Lambchop can be described as alt-country, though I'm not sure why you would want to describe them that way. You could also describe them as soul or lounge music, but again, why would you want to? This may very well be the most self defacing thing Ive ever written as a reviewer, but it’s just music let’s leave it at that. And with that said, it is pretty good music too. The melodies on Mr. M are naturalistic and very free flowing. They amble on at their own pace, which more often than not is a comfortable stroll. In terms of composition they are minimalistic; instead it is the arrangements that are Lambchop’s bread and butter. Acoustic guitars a plenty, strings, all sorts of percussion, bass, soft cooing backup singers, even a few tasteful electronic sounds lend their strength and varying talents to the record. The variety in the instrumentation serves as a good way to highlight the albums only true constant, and that is Wagner’s voice and lyrics. He manages to keep it interesting when it needs to be interesting, backing off too when the music needs to take over, something that happens far more often than you would expect going in to Mr. M.
And then there’s the tone which is certainly worth discussing. Mr. M can be chalked up as being in the alt-country realm of downtrodden narrators, but there is a little bit more to it than that.
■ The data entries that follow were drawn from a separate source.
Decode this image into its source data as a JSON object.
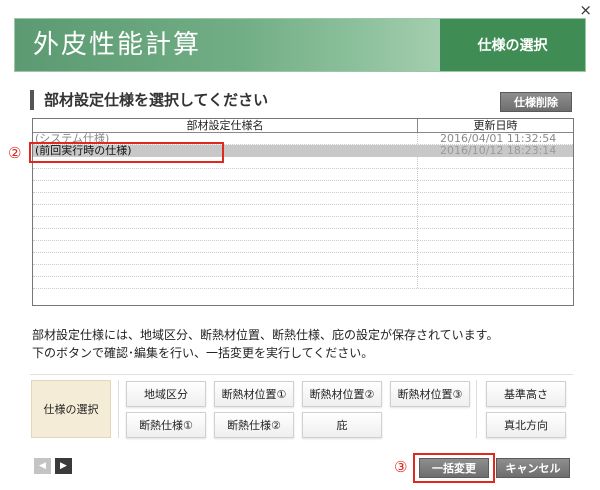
{
  "window": {
    "close_glyph": "×"
  },
  "banner": {
    "title": "外皮性能計算",
    "step_label": "仕様の選択"
  },
  "section": {
    "heading": "部材設定仕様を選択してください",
    "delete_button": "仕様削除"
  },
  "table": {
    "headers": {
      "name": "部材設定仕様名",
      "updated": "更新日時"
    },
    "rows": [
      {
        "name": "(システム仕様)",
        "updated": "2016/04/01 11:32:54",
        "selected": false
      },
      {
        "name": "(前回実行時の仕様)",
        "updated": "2016/10/12 18:23:14",
        "selected": true
      }
    ]
  },
  "annotations": {
    "step2": "②",
    "step3": "③"
  },
  "description": {
    "line1": "部材設定仕様には、地域区分、断熱材位置、断熱仕様、庇の設定が保存されています。",
    "line2": "下のボタンで確認･編集を行い、一括変更を実行してください。"
  },
  "options": {
    "spec_select": "仕様の選択",
    "region": "地域区分",
    "insul_pos_1": "断熱材位置①",
    "insul_pos_2": "断熱材位置②",
    "insul_pos_3": "断熱材位置③",
    "base_height": "基準高さ",
    "insul_spec_1": "断熱仕様①",
    "insul_spec_2": "断熱仕様②",
    "eave": "庇",
    "true_north": "真北方向"
  },
  "footer": {
    "prev": "◀",
    "next": "▶",
    "batch_change": "一括変更",
    "cancel": "キャンセル"
  },
  "colors": {
    "accent_green": "#3f8d54",
    "annotation_red": "#e0281e",
    "button_gray": "#777777"
  }
}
If I had to compare Mr. M to something Tom Wait’s Closing Time would be it. Closing Time is a collection of what I would call pseudo-noir drinking songs for lonely people, and Mr. M feels that way too. What I give credit to Lambchop for is modernizing the old formula a bit. Instead of drinking in some run down bar at odd hours of the night, this feels a little more like drinking and going on Facebook at odd hours of the night. Regardless, Mr. M is an album to howl at the moon to, for late night lamentations and back alley blues. But the record doesn’t force those feelings onto you, they come naturally, and that’s why it works so well. Kurt Wagner isn’t out to break your heart after all. No, you managed to do that all on your own. He’s there when you need him though, and that’s pretty cool.